Yesterday I read a moving post by a writer whose daughter has cerebral palsy. The guest post at Mothering Outside the Lines and the presence of our cottage guests got me to thinking about our own town’s accessibility to those who are handicapped. Of course, there are parking spaces for vehicles with a special plate, but a handicap plate is probably not available to tourists from abroad at short notice. We have an excellent new promenade around the marina, with lots of nice benches offering a water view. There are dune benches above some of the beaches, too – Newcomb, LeCount – but beach access itself demands coordination and surely is off-limits to the physically challenged.

At registration, I usually describe local restaurants as part of my spiel. With the cottage guests I ran through options in my mind first, trying to figure out which of them would work for someone with disability. I advised the couple as best I could and made a mental note to improve my knowledge on this aspect of our town in case future guests present similar needs.

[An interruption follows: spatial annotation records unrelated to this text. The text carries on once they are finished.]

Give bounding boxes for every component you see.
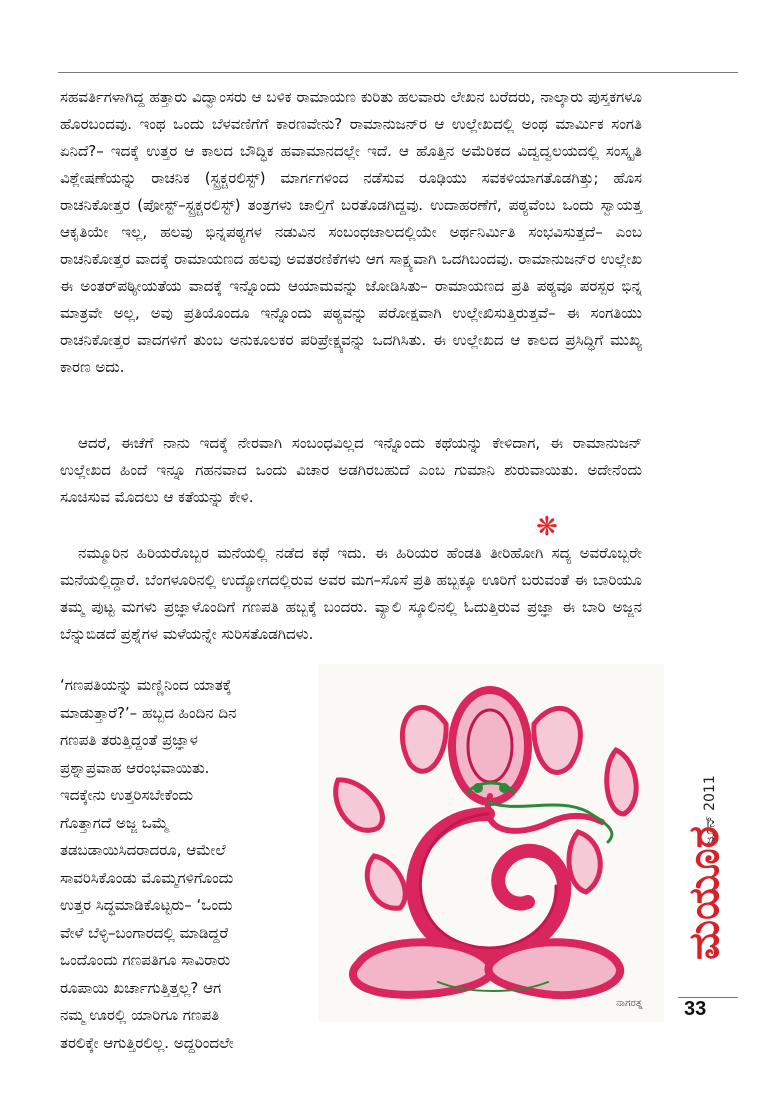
magazine-name: ಮಯೂರ [679,826,728,960]
head-shape [452,690,528,802]
article-paragraph-3: ನಮ್ಮೂರಿನ ಹಿರಿಯರೊಬ್ಬರ ಮನೆಯಲ್ಲಿ ನಡೆದ ಕಥೆ ಇದು. ಈ ಹಿರಿಯರ ಹೆಂಡತಿ ತೀರಿಹೋಗಿ ಸದ್ಯ ಅವರೊಬ್ಬರೇ ಮನೆಯಲ್ಲಿದ್ದಾರೆ. ಬೆಂಗಳೂರಿನಲ್ಲಿ ಉದ್ಯೋಗದಲ್ಲಿರುವ ಅವರ ಮಗ–ಸೊಸೆ ಪ್ರತಿ ಹಬ್ಬಕ್ಕೂ ಊರಿಗೆ ಬರುವಂತೆ ಈ ಬಾರಿಯೂ ತಮ್ಮ ಪುಟ್ಟ ಮಗಳು ಪ್ರಜ್ಞಾಳೊಂದಿಗೆ ಗಣಪತಿ ಹಬ್ಬಕ್ಕೆ ಬಂದರು. ವ್ಯಾಲಿ ಸ್ಕೂಲಿನಲ್ಲಿ ಓದುತ್ತಿರುವ ಪ್ರಜ್ಞಾ ಈ ಬಾರಿ ಅಜ್ಜನ ಬೆನ್ನುಬಿಡದೆ ಪ್ರಶ್ನೆಗಳ ಮಳೆಯನ್ನೇ ಸುರಿಸತೊಡಗಿದಳು. [60,544,642,643]
left-ear [402,707,446,771]
column-line: ಪ್ರಶ್ನಾಪ್ರವಾಹ ಆರಂಭವಾಯಿತು. [60,758,210,777]
article-paragraph-1: ಸಹವರ್ತಿಗಳಾಗಿದ್ದ ಹತ್ತಾರು ವಿದ್ವಾಂಸರು ಆ ಬಳಿಕ ರಾಮಾಯಣ ಕುರಿತು ಹಲವಾರು ಲೇಖನ ಬರೆದರು, ನಾಲ್ಕಾರು ಪುಸ್ತಕಗಳೂ ಹೊರಬಂದವು. ಇಂಥ ಒಂದು ಬೆಳವಣಿಗೆಗೆ ಕಾರಣವೇನು? ರಾಮಾನುಜನ್‌ರ ಆ ಉಲ್ಲೇಖದಲ್ಲಿ ಅಂಥ ಮಾರ್ಮಿಕ ಸಂಗತಿ ಏನಿದೆ?– ಇದಕ್ಕೆ ಉತ್ತರ ಆ ಕಾಲದ ಬೌದ್ಧಿಕ ಹವಾಮಾನದಲ್ಲೇ ಇದೆ. ಆ ಹೊತ್ತಿನ ಅಮೆರಿಕದ ವಿದ್ವದ್ವಲಯದಲ್ಲಿ ಸಂಸ್ಕೃತಿ ವಿಶ್ಲೇಷಣೆಯನ್ನು ರಾಚನಿಕ (ಸ್ಟ್ರಕ್ಚರಲಿಸ್ಟ್) ಮಾರ್ಗಗಳಿಂದ ನಡೆಸುವ ರೂಢಿಯು ಸವಕಳಿಯಾಗತೊಡಗಿತ್ತು; ಹೊಸ ರಾಚನಿಕೋತ್ತರ (ಪೋಸ್ಟ್–ಸ್ಟ್ರಕ್ಚರಲಿಸ್ಟ್) ತಂತ್ರಗಳು ಚಾಲ್ತಿಗೆ ಬರತೊಡಗಿದ್ದವು. ಉದಾಹರಣೆಗೆ, ಪಠ್ಯವೆಂಬ ಒಂದು ಸ್ವಾಯತ್ತ ಆಕೃತಿಯೇ ಇಲ್ಲ, ಹಲವು ಭಿನ್ನಪಠ್ಯಗಳ ನಡುವಿನ ಸಂಬಂಧಜಾಲದಲ್ಲಿಯೇ ಅರ್ಥನಿರ್ಮಿತಿ ಸಂಭವಿಸುತ್ತದೆ– ಎಂಬ ರಾಚನಿಕೋತ್ತರ ವಾದಕ್ಕೆ ರಾಮಾಯಣದ ಹಲವು ಅವತರಣಿಕೆಗಳು ಆಗ ಸಾಕ್ಷ್ಯವಾಗಿ ಒದಗಿಬಂದವು. ರಾಮಾನುಜನ್‌ರ ಉಲ್ಲೇಖ ಈ ಅಂತರ್‌ಪಠ್ಯೀಯತೆಯ ವಾದಕ್ಕೆ ಇನ್ನೊಂದು ಆಯಾಮವನ್ನು ಜೋಡಿಸಿತು– ರಾಮಾಯಣದ ಪ್ರತಿ ಪಠ್ಯವೂ ಪರಸ್ಪರ ಭಿನ್ನ ಮಾತ್ರವೇ ಅಲ್ಲ, ಅವು ಪ್ರತಿಯೊಂದೂ ಇನ್ನೊಂದು ಪಠ್ಯವನ್ನು ಪರೋಕ್ಷವಾಗಿ ಉಲ್ಲೇಖಿಸುತ್ತಿರುತ್ತವೆ– ಈ ಸಂಗತಿಯು ರಾಚನಿಕೋತ್ತರ ವಾದಗಳಿಗೆ ತುಂಬ ಅನುಕೂಲಕರ ಪರಿಪ್ರೇಕ್ಷ್ಯವನ್ನು ಒದಗಿಸಿತು. ಈ ಉಲ್ಲೇಖದ ಆ ಕಾಲದ ಪ್ರಸಿದ್ಧಿಗೆ ಮುಖ್ಯ ಕಾರಣ ಅದು. [60,88,642,376]
issue-date: ಜೂನ್ 2011 [702,775,718,846]
left-lower-hand [367,856,405,908]
column-line: ಗಣಪತಿ ತರುತ್ತಿದ್ದಂತೆ ಪ್ರಜ್ಞಾಳ [60,731,198,749]
artist-credit: ನಾಗರತ್ನ [616,998,643,1009]
right-leg [488,942,620,995]
column-line: ಇದಕ್ಕೇನು ಉತ್ತರಿಸಬೇಕೆಂದು [60,786,194,804]
ganesha-drawing [318,664,664,1022]
column-line: ತಡಬಡಾಯಿಸಿದರಾದರೂ, ಆಮೇಲೆ [60,841,226,859]
top-rule [58,72,738,73]
section-separator-asterisk: ❋ [536,512,558,542]
right-upper-hand [607,750,636,814]
column-line: ಸಾವರಿಸಿಕೊಂಡು ಮೊಮ್ಮಗಳಿಗೊಂದು [60,868,234,887]
column-line: ಗೊತ್ತಾಗದೆ ಅಜ್ಜ ಒಮ್ಮೆ [60,813,169,832]
right-ear [534,708,581,772]
column-line: ‘ಗಣಪತಿಯನ್ನು ಮಣ್ಣಿನಿಂದ ಯಾತಕ್ಕೆ [60,676,232,694]
column-line: ಒಂದೊಂದು ಗಣಪತಿಗೂ ಸಾವಿರಾರು [60,951,231,969]
masthead-side [676,760,736,992]
article-paragraph-2: ಆದರೆ, ಈಚೆಗೆ ನಾನು ಇದಕ್ಕೆ ನೇರವಾಗಿ ಸಂಬಂಧವಿಲ್ಲದ ಇನ್ನೊಂದು ಕಥೆಯನ್ನು ಕೇಳಿದಾಗ, ಈ ರಾಮಾನುಜನ್ ಉಲ್ಲೇಖದ ಹಿಂದೆ ಇನ್ನೂ ಗಹನವಾದ ಒಂದು ವಿಚಾರ ಅಡಗಿರಬಹುದೆ ಎಂಬ ಗುಮಾನಿ ಶುರುವಾಯಿತು. ಅದೇನೆಂದು ಸೂಚಿಸುವ ಮೊದಲು ಆ ಕತೆಯನ್ನು ಕೇಳಿ. [60,434,642,506]
left-leg [353,942,493,995]
column-line: ರೂಪಾಯಿ ಖರ್ಚಾಗುತ್ತಿತ್ತಲ್ಲ? ಆಗ [60,978,222,997]
narrow-text-column [60,672,292,1057]
page-number: 33 [684,998,707,1020]
column-line: ನಮ್ಮ ಊರಲ್ಲಿ ಯಾರಿಗೂ ಗಣಪತಿ [60,1006,220,1024]
column-line: ವೇಳೆ ಬೆಳ್ಳಿ–ಬಂಗಾರದಲ್ಲಿ ಮಾಡಿದ್ದರೆ [60,923,229,942]
right-lower-hand [569,832,600,892]
ganesha-illustration [318,664,664,1022]
column-line: ತರಲಿಕ್ಕೇ ಆಗುತ್ತಿರಲಿಲ್ಲ. ಅದ್ದರಿಂದಲೇ [60,1033,234,1052]
left-upper-hand [336,780,383,830]
body-spiral [413,814,564,955]
column-line: ಮಾಡುತ್ತಾರೆ?’– ಹಬ್ಬದ ಹಿಂದಿನ ದಿನ [60,703,237,722]
body-spiral-inner [420,814,556,948]
column-line: ಉತ್ತರ ಸಿದ್ಧಮಾಡಿಕೊಟ್ಟರು– ‘ಒಂದು [60,896,233,914]
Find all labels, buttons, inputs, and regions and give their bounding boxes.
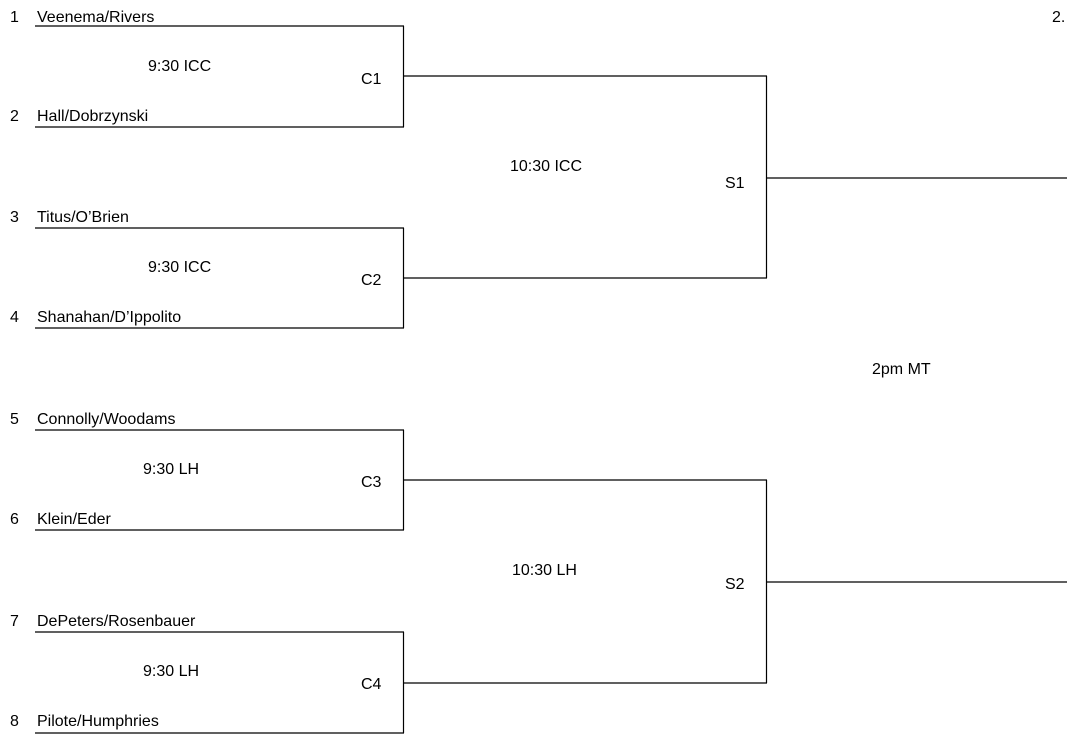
match-label: C3 — [361, 474, 382, 491]
match-label: C1 — [361, 71, 382, 88]
team-seed: 4 — [10, 309, 19, 326]
team-seed: 7 — [10, 613, 19, 630]
match-time: 10:30 LH — [512, 562, 577, 579]
final-time: 2pm MT — [872, 361, 931, 378]
match-label: S1 — [725, 175, 745, 192]
team-name: Hall/Dobrzynski — [37, 108, 149, 125]
match-time: 9:30 ICC — [148, 58, 212, 75]
match-time: 10:30 ICC — [510, 158, 583, 175]
team-name: Pilote/Humphries — [37, 713, 159, 730]
team-seed: 8 — [10, 713, 19, 730]
match-time: 9:30 LH — [143, 461, 200, 478]
team-name: Titus/O’Brien — [37, 209, 129, 226]
team-seed: 5 — [10, 411, 19, 428]
page-number: 2. — [1052, 9, 1066, 26]
match-label: C2 — [361, 272, 382, 289]
match-time: 9:30 LH — [143, 663, 200, 680]
team-seed: 3 — [10, 209, 19, 226]
team-name: Veenema/Rivers — [37, 9, 155, 26]
team-name: Klein/Eder — [37, 511, 111, 528]
team-seed: 2 — [10, 108, 19, 125]
team-name: DePeters/Rosenbauer — [37, 613, 196, 630]
team-name: Shanahan/D’Ippolito — [37, 309, 182, 326]
match-time: 9:30 ICC — [148, 259, 212, 276]
team-seed: 6 — [10, 511, 19, 528]
match-label: S2 — [725, 576, 745, 593]
match-label: C4 — [361, 676, 382, 693]
team-seed: 1 — [10, 9, 19, 26]
semifinal-s1-lines — [404, 76, 767, 278]
semifinal-s2-lines — [404, 480, 767, 683]
team-name: Connolly/Woodams — [37, 411, 176, 428]
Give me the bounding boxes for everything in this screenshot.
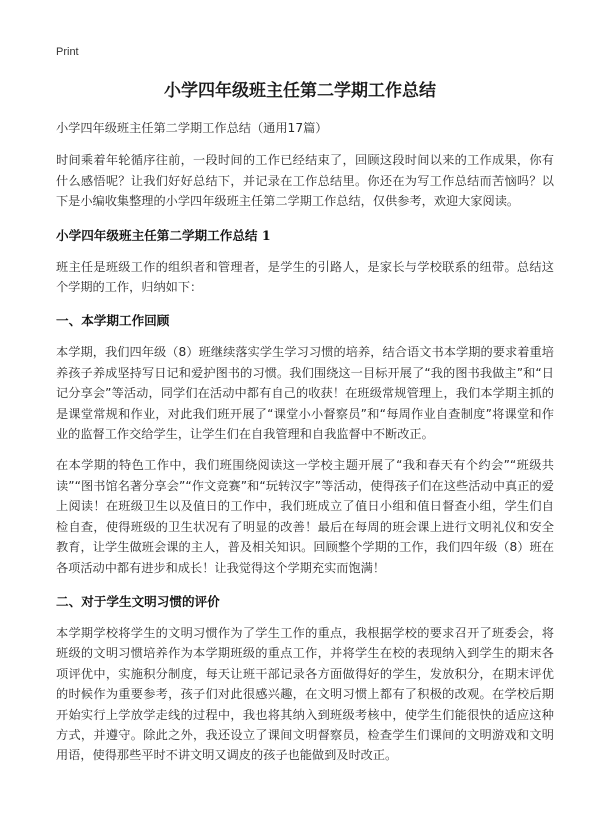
part-2-paragraph-1: 本学期学校将学生的文明习惯作为了学生工作的重点，我根据学校的要求召开了班委会，将班级的文明习惯培养作为本学期班级的重点工作，并将学生在校的表现纳入到学生的期末各项评优中，实施积分制度，每天让班干部记录各方面做得好的学生，发放积分，在期末评优的时候作为重要参考，孩子们对此很感兴趣，在文明习惯上都有了积极的改观。在学校后期开始实行上学放学走线的过程中，我也将其纳入到班级考核中，使学生们能很快的适应这种方式，并遵守。除此之外，我还设立了课间文明督察员，检查学生们课间的文明游戏和文明用语，使得那些平时不讲文明又调皮的孩子也能做到及时改正。 <box>56 625 554 763</box>
part-1-heading: 一、本学期工作回顾 <box>56 313 170 329</box>
document-body <box>56 118 554 777</box>
part-1-paragraph-1: 本学期，我们四年级（8）班继续落实学生学习习惯的培养，结合语文书本学期的要求着重培养孩子养成坚持写日记和爱护图书的习惯。我们围绕这一目标开展了“我的图书我做主”和“日记分享会”等活动，同学们在活动中都有自己的收获！在班级常规管理上，我们本学期主抓的是课堂常规和作业，对此我们班开展了“课堂小小督察员”和“每周作业自查制度”将课堂和作业的监督工作交给学生，让学生们在自我管理和自我监督中不断改正。 <box>56 345 554 442</box>
document-subtitle: 小学四年级班主任第二学期工作总结（通用17篇） <box>56 121 328 135</box>
section-1-heading: 小学四年级班主任第二学期工作总结 1 <box>56 227 271 243</box>
section-1-paragraph: 班主任是班级工作的组织者和管理者，是学生的引路人，是家长与学校联系的纽带。总结这个学期的工作，归纳如下： <box>56 259 554 295</box>
document-title: 小学四年级班主任第二学期工作总结 <box>164 81 436 101</box>
intro-paragraph: 时间乘着年轮循序往前，一段时间的工作已经结束了，回顾这段时间以来的工作成果，你有什么感悟呢？让我们好好总结下，并记录在工作总结里。你还在为写工作总结而苦恼吗？以下是小编收集整理的小学四年级班主任第二学期工作总结，仅供参考，欢迎大家阅读。 <box>56 153 554 209</box>
part-1-paragraph-2: 在本学期的特色工作中，我们班围绕阅读这一学校主题开展了“我和春天有个约会”“班级共读”“图书馆名著分享会”“作文竞赛”和“玩转汉字”等活动，使得孩子们在这些活动中真正的爱上阅读！在班级卫生以及值日的工作中，我们班成立了值日小组和值日督查小组，学生们自检自查，使得班级的卫生状况有了明显的改善！最后在每周的班会课上进行文明礼仪和安全教育，让学生做班会课的主人，普及相关知识。回顾整个学期的工作，我们四年级（8）班在各项活动中都有进步和成长！让我觉得这个学期充实而饱满！ <box>56 458 554 575</box>
print-link[interactable]: Print <box>56 46 79 58</box>
part-2-heading: 二、对于学生文明习惯的评价 <box>56 593 220 609</box>
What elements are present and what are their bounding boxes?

I lobbied for the dune benches, and beach access stairs, when I home-cared my elderly mom, but handicapped access to restaurants is not something I had ever thought about before because we never took her out to eat. It is impossible to put oneself in the shoes of a handicapped person, but some of us are more aware than others, due to experience with family members who require special attention.

In a private moment, Sven asked about the handicap and the guest responded that he was born with a disability. He inherited the condition, and it only gets worse as he grows older. Sven invited him to sit down at our dining room table for a chat. The two men discussed Orwell and revolution, among other things. Our guest is a lawyer, a successful one, in England.

“I respect your courage,” my husband said as the man left.

“You can break barriers, social or otherwise, if you can see the human being and disregard how they look, the class they belong to, or their disability,” Sven told me once I had returned from my errand.

Have any of you experienced disability? Do you ever think about what the world is like for handicapped people? What would make Wellfleet more attractive to visitors with disability?